Um Cão no Meio do Caminho, Isabela Figueiredo

Figueiredo, Isabela (2022). Um Cão no Meio do Caminho. Lisboa: Editorial Caminho.

Nº de páginas: 296

Início da leitura: 18/11/2022

Fim da leitura: 19/11/2022

**SINOPSE**

"Este novo romance de Isabela Figueiredo, a que ela deu o sugestivo e justificado título de Um Cão no Meio do Caminho, conta-nos as histórias de um homem e de uma mulher que sofrem, cada um à sua maneira, um dos grandes males da vida moderna - a solidão.

Neles a solidão é a resposta aos violentos acidentes com que a vida os agrediu. As sociedades modernas vivem sobre a violência. Mas há quem a recuse, como é aqui o caso de José Viriato e da sua misteriosa vizinha, Beatriz, que todos conhecem como a Matadora. O acaso junta-os, como o leitor verificará com a leitura deste livro.

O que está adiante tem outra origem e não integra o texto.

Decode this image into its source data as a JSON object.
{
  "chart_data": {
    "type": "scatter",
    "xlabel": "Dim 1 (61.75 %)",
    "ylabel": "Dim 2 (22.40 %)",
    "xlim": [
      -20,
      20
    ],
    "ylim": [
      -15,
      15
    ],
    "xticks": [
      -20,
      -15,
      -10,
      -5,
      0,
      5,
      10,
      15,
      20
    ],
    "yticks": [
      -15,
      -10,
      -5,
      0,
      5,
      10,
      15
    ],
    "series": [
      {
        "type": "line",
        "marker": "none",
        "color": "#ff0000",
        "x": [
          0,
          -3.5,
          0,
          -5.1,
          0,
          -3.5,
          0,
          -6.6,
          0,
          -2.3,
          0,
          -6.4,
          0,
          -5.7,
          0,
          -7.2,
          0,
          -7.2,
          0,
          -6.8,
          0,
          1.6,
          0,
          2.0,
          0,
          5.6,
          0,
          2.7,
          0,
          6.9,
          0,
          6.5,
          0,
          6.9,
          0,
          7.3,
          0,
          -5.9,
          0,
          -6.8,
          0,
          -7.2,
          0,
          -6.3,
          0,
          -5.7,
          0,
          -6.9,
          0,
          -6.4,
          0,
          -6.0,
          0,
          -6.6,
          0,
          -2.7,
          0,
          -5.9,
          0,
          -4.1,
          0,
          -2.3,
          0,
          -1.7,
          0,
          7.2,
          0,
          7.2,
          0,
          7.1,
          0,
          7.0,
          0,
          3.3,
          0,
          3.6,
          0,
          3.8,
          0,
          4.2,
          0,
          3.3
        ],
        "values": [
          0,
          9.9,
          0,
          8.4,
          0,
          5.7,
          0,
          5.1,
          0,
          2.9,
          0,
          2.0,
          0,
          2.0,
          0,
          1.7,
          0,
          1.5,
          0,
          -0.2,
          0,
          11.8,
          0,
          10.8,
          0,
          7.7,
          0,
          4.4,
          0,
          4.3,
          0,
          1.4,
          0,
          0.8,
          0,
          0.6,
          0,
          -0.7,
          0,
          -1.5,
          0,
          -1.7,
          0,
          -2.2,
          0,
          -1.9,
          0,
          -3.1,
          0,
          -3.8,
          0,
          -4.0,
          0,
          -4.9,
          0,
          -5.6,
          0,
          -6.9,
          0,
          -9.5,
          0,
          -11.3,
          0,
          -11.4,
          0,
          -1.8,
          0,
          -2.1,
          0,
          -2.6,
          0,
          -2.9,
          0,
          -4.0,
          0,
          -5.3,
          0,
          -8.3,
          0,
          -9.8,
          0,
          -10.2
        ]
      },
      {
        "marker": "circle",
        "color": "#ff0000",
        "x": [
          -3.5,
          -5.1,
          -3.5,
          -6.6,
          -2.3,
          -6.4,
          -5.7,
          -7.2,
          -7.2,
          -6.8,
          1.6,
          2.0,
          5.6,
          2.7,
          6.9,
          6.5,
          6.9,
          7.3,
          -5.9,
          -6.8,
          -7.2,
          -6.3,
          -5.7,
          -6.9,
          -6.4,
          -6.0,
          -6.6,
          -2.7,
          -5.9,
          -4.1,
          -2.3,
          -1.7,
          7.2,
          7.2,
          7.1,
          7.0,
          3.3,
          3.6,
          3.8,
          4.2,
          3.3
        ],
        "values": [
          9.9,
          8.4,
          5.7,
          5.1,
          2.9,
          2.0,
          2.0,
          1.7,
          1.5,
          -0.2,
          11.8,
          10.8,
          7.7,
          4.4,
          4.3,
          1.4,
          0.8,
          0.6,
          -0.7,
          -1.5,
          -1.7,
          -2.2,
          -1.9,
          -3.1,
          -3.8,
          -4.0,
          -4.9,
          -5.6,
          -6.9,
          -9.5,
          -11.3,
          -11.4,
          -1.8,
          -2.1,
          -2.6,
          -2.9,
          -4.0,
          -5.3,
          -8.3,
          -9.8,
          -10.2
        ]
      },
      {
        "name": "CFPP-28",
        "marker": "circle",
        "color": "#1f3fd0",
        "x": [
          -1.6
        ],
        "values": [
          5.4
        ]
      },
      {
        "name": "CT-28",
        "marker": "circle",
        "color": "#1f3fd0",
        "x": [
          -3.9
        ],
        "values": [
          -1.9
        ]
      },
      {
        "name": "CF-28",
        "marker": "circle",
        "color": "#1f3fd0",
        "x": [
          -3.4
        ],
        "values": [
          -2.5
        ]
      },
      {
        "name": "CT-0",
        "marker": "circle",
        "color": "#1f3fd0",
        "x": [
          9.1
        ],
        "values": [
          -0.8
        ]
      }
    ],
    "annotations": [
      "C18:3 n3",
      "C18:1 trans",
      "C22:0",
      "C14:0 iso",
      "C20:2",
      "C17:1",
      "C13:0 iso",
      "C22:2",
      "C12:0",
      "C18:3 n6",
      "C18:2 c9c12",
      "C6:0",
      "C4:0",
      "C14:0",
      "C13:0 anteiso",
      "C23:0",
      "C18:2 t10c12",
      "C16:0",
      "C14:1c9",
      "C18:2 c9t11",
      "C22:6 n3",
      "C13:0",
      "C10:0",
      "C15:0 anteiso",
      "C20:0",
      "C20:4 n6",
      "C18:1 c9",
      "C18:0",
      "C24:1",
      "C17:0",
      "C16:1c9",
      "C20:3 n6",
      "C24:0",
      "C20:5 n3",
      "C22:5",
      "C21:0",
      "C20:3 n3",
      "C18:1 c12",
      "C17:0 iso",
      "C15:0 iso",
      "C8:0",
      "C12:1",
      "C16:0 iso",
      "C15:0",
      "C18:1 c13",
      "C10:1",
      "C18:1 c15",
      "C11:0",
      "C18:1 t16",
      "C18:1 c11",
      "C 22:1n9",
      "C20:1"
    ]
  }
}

Que resultado obtemos quando se juntam duas solidões? É esta a questão que este novo romance da autora do aclamado A Gorda vem equacionar, deixando a resposta ao critério de cada leitor. Eventualmente um cão pode ajudar."
Que livro tão, mas tão bom! Se já tinha gostado de A Gorda, este correspondeu e ultrapassou quaisquer expetativas criadas. 
Primeiro: as canções sugeridas na ficha técnica para nos acompanharem durante a leitura enquanto "som ambiente" são, já de si, uma excelente companhia e um estímulo à leitura. A música tem o poder de me ajudar a relaxar, a descontrair, criando, assim, o ambiente ideal à concentração na leitura.
Segundo: a abertura da narrativa: "O futuro não está escrito (...) O futuro está em aberto até à sua revelação, cujo calendário desconheço. A surpresa é que nos catapulta para o passo seguinte. Um encontro inesperado, um acidente, uma história…"
Terceiro: duas personagens riquíssimas: a vizinha do narrador, que prende a sua solidão à dele quando lhe conta o seu caso de amor decorrido "há muito tempo", que é uma mulher solitária, uma acumuladora de lixo, lixo esse que são as suas recordações, especialmente da mãe, junto com as fotos que tirou e que continua a tirar, que guarda religiosamente, tudo muito organizado, em caixas. As histórias "fortes" dela, do seu passado, que ele escuta com interesse, porque "gostava de uma boa história". Depois, temos o narrador, um homem igualmente solitário, por opção, que vive apenas com os seus cães e que, durante a noite, vasculha os contentores do lixo à procura de "coisas" que possa vender. Enquanto nos é descrito o dia a dia destas personagens, vamos (re)conhecendo as ruas da Margem Sul, de 2019.
Quarto: a narrativa é magnífica. O passado é recuperado através de analepses, através de conversas entre estas duas personagens, uma vez que "A memória de cada um é o seu bilhete de identidade íntimo": os dramas familiares do narrador, o divórcio dos pais, a entrega da mãe ao álcool, o resgate de "um cão no meio do caminho", a morte da mãe, a mudança para casa da avó, o seu amor pelos animais, a necessidade de ser livre… são muitas as recordações. Também aqui surge a perspetiva histórica sobre a cidade da sua infância: a visão crítica dos "de cá" em relação aos "retornados" (que o ajudaram a resgatar o cão ferido, a quem chamou, mais tarde, Cristo), como "os que têm o rei na barriga", "uns vândalos", enxotados pelos vizinhos...
Quinto: a elegância da linguagem, a oralidade das "gentes" que nos vão sendo descritas, sempre sem momentos mortos, adensando o interesse do leitor a cada passagem.
Poderia continuar a enumerar qualidades, que são muitas, mas não quero adiantar mais sobre este magnífico livro.
Um livro que não pode mesmo deixar de ler!